For the first time, visitors are shown “the whole of Sulfur” from the collection; works from other museums and private collections have joined them. A total of 23 paintings and 24 drawings - the largest number of those that have ever been exhibited in the Netherlands.

  • At the exhibition - the King!
  • Point of view…
Georges Cera (Seurat 1859−1891) was released quite a few years - he left this world at the age of 32, so his legacy is small (about 50 paintings in his new style, including seven large canvases), but very significant. "The elite of the artistic avant-garde of Paris" and "the founder and inspirer of neo-impressionism" —which he did not receive any “titles”! In life, however, the Impressionists did not complain about him, and for innovation.The fact is that Sulfur not only “worked by inspiration”, but also, delving into optics, the theory of light and color, carefully followed the canons he invented (almost a formula!) Of aesthetic harmony, which “can be decomposed into elements of tone, color and line ".
But the main thing is that Sulfur - everything converges! A scattering of points at a certain distance “focuses” into the picture, everything being grouped subtly and precisely in color. Shades, transitions ... amazing! And although the current public is not particularly struck with "special effects", but at the exhibition - the hype.Circus Georges Sera 1891, 185 × 152.5 cm “The hit of the season” - the famous “Le Cirque”, the last work created by Sulfur - it was unfinished, and it was painted by the artist’s friend Maximilian Luce. Now the picture has arrived in Otterlo from the Musée d'Orsay Museum - it is rarely taken out of the “native” Paris. Not at the exhibition without the Eiffel Tower! The themes of his paintings Sulfur found in Paris and the townships of Northern France, where he rested by the sea in the summer - a special series of works with views from the Gravelines is noted.Sunday in Port-en-Bessin Georges Sera 1888, 66 × 82 cm

Georges Cera had a strong influence on a whole generation of artists. Not to mention the strength of his personal conviction (“charisma,” they would say today), the ideas were consonant with a whole circle of creators. Thanks also to the work of his friend and fellow pointillism Paul Signac (Paul Signac), neo-impressionism spread in France, Belgium and the Netherlands.

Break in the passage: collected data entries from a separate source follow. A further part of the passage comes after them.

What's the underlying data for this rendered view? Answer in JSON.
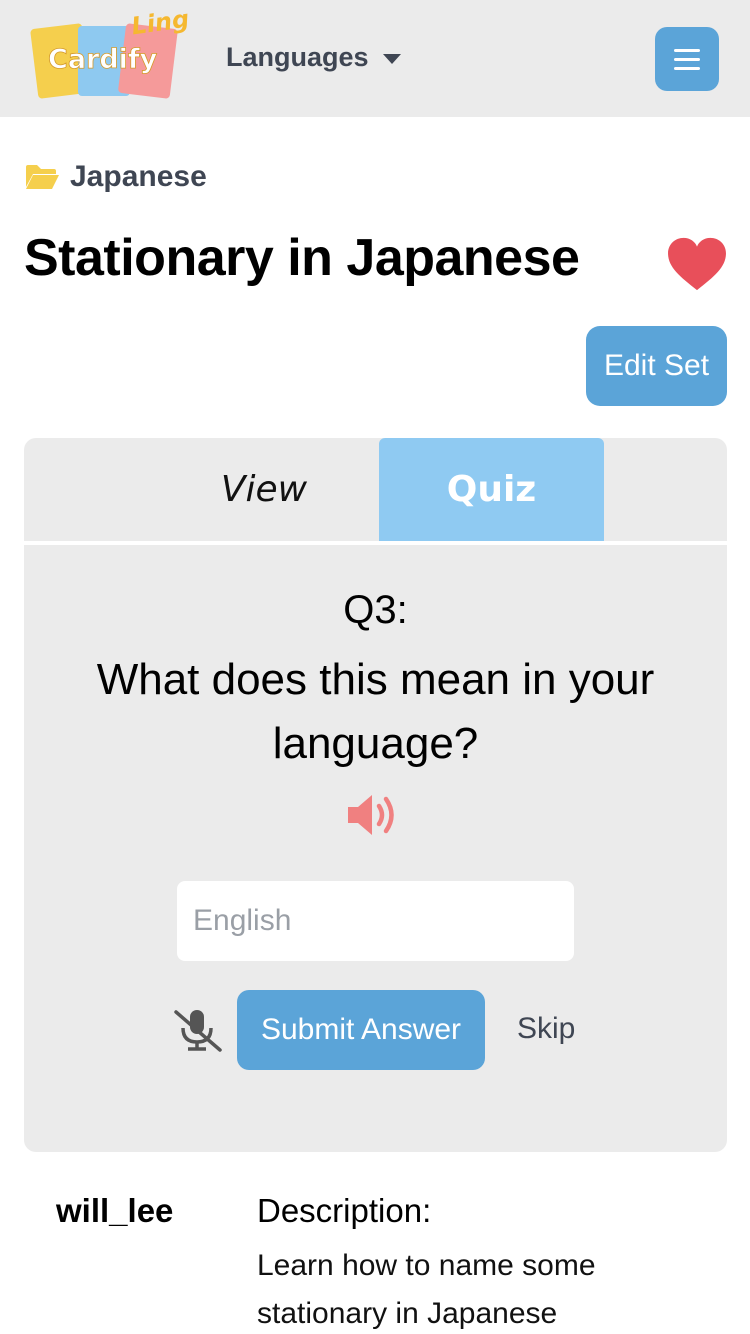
{
  "header": {
    "logo_top": "Lingo",
    "logo_main": "Cardify",
    "languages_label": "Languages"
  },
  "breadcrumb": {
    "folder": "Japanese"
  },
  "set": {
    "title": "Stationary in Japanese"
  },
  "actions": {
    "edit_label": "Edit Set"
  },
  "tabs": [
    {
      "label": "View",
      "active": false
    },
    {
      "label": "Quiz",
      "active": true
    }
  ],
  "quiz": {
    "number": "Q3:",
    "question": "What does this mean in your language?",
    "answer_placeholder": "English",
    "answer_value": "",
    "submit_label": "Submit Answer",
    "skip_label": "Skip"
  },
  "meta": {
    "author": "will_lee",
    "description_label": "Description:",
    "description": "Learn how to name some stationary in Japanese"
  },
  "colors": {
    "accent": "#5ba4d8",
    "tab_active": "#8fcaf2",
    "heart": "#e84f5a",
    "speaker": "#f08080",
    "panel": "#ebebeb"
  }
}
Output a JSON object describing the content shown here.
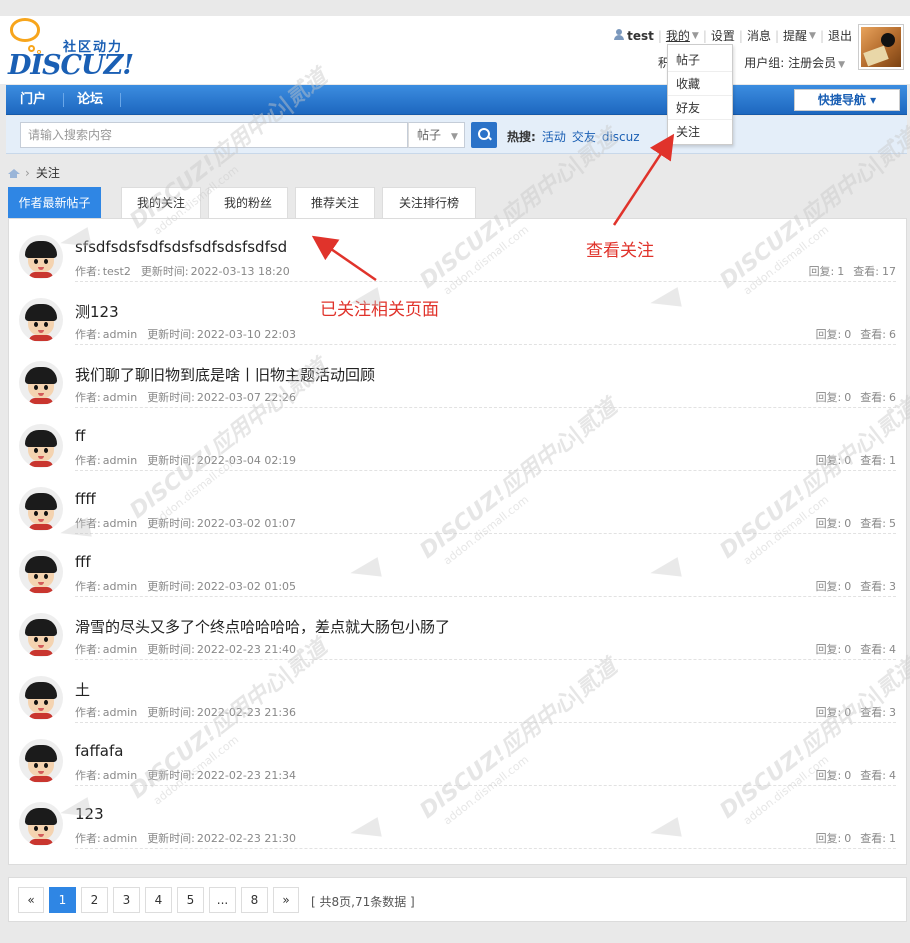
{
  "logo": {
    "subtitle": "社区动力",
    "wordmark": "DISCUZ!"
  },
  "userbar": {
    "username": "test",
    "my": "我的",
    "settings": "设置",
    "messages": "消息",
    "reminders": "提醒",
    "logout": "退出",
    "points_trunc": "积",
    "usergroup": "用户组: 注册会员"
  },
  "dropdown": {
    "items": [
      "帖子",
      "收藏",
      "好友",
      "关注"
    ]
  },
  "nav": {
    "portal": "门户",
    "forum": "论坛",
    "quicknav": "快捷导航 ▾"
  },
  "search": {
    "placeholder": "请输入搜索内容",
    "type": "帖子",
    "hot_label": "热搜:",
    "hot_words": [
      "活动",
      "交友",
      "discuz"
    ]
  },
  "breadcrumb": {
    "current": "关注",
    "sep": "›"
  },
  "tabs": [
    "作者最新帖子",
    "我的关注",
    "我的粉丝",
    "推荐关注",
    "关注排行榜"
  ],
  "labels": {
    "author": "作者:",
    "updated": "更新时间:",
    "replies": "回复:",
    "views": "查看:"
  },
  "posts": [
    {
      "title": "sfsdfsdsfsdfsdsfsdfsdsfsdfsd",
      "author": "test2",
      "time": "2022-03-13 18:20",
      "replies": "1",
      "views": "17"
    },
    {
      "title": "测123",
      "author": "admin",
      "time": "2022-03-10 22:03",
      "replies": "0",
      "views": "6"
    },
    {
      "title": "我们聊了聊旧物到底是啥丨旧物主题活动回顾",
      "author": "admin",
      "time": "2022-03-07 22:26",
      "replies": "0",
      "views": "6"
    },
    {
      "title": "ff",
      "author": "admin",
      "time": "2022-03-04 02:19",
      "replies": "0",
      "views": "1"
    },
    {
      "title": "ffff",
      "author": "admin",
      "time": "2022-03-02 01:07",
      "replies": "0",
      "views": "5"
    },
    {
      "title": "fff",
      "author": "admin",
      "time": "2022-03-02 01:05",
      "replies": "0",
      "views": "3"
    },
    {
      "title": "滑雪的尽头又多了个终点哈哈哈哈，差点就大肠包小肠了",
      "author": "admin",
      "time": "2022-02-23 21:40",
      "replies": "0",
      "views": "4"
    },
    {
      "title": "土",
      "author": "admin",
      "time": "2022-02-23 21:36",
      "replies": "0",
      "views": "3"
    },
    {
      "title": "faffafa",
      "author": "admin",
      "time": "2022-02-23 21:34",
      "replies": "0",
      "views": "4"
    },
    {
      "title": "123",
      "author": "admin",
      "time": "2022-02-23 21:30",
      "replies": "0",
      "views": "1"
    }
  ],
  "pagination": {
    "prev": "«",
    "pages": [
      "1",
      "2",
      "3",
      "4",
      "5",
      "...",
      "8"
    ],
    "next": "»",
    "info": "[ 共8页,71条数据 ]"
  },
  "annotations": {
    "view_follow": "查看关注",
    "followed_page": "已关注相关页面"
  },
  "watermark": {
    "brand": "DISCUZ!应用中心|贰道",
    "domain": "addon.dismall.com"
  },
  "colors": {
    "accent": "#2f86e4",
    "nav": "#1d67bf",
    "annotation": "#e0332b",
    "link": "#1a5fb4"
  }
}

Pay attention to the work, for example, Henri van de Velde and Jan Torop (Jan Toorop - see picture). So that the impressive “art supplement” of 60 works by these and other artists gives an idea of ​​the scale of the influence of creativity Sulfur.
The “background” at the exhibition is a film about the drawing-point-exact method of Sulfur “Seurat. In search of the essence. Well, and around and around the exhibition itself there are lectures, classes for children (dot ... dot ... cucumber!), Concerts and theatrical performances.

Instead of dots.
Pictures of the artist today are priceless. And during the lifetime of Sulfur, he managed to sell only a few paintings: the landscapes took 300 francs, and for the laborious and epochal "Model" they managed to help out only 800. Signac died from a serious infection, leaving the widow with a one-year-old child in her arms (alas, he also the same infection), besides being in position. And in 1900, the artist's family sold the now famous painting “Circus” for 500 francs, and the drawings went for 10 francs apiece.

Some works were donated, with the consent of the family, to friends, artists - neo-impressionists. And they, Felix Pheneon, Maximilian Luce and Paul Signac, conducted the first “attribution” of the paintings, marking the work of Signac's authorship in his workshop. The artist never put a signature! Only points. Or rather - dots ...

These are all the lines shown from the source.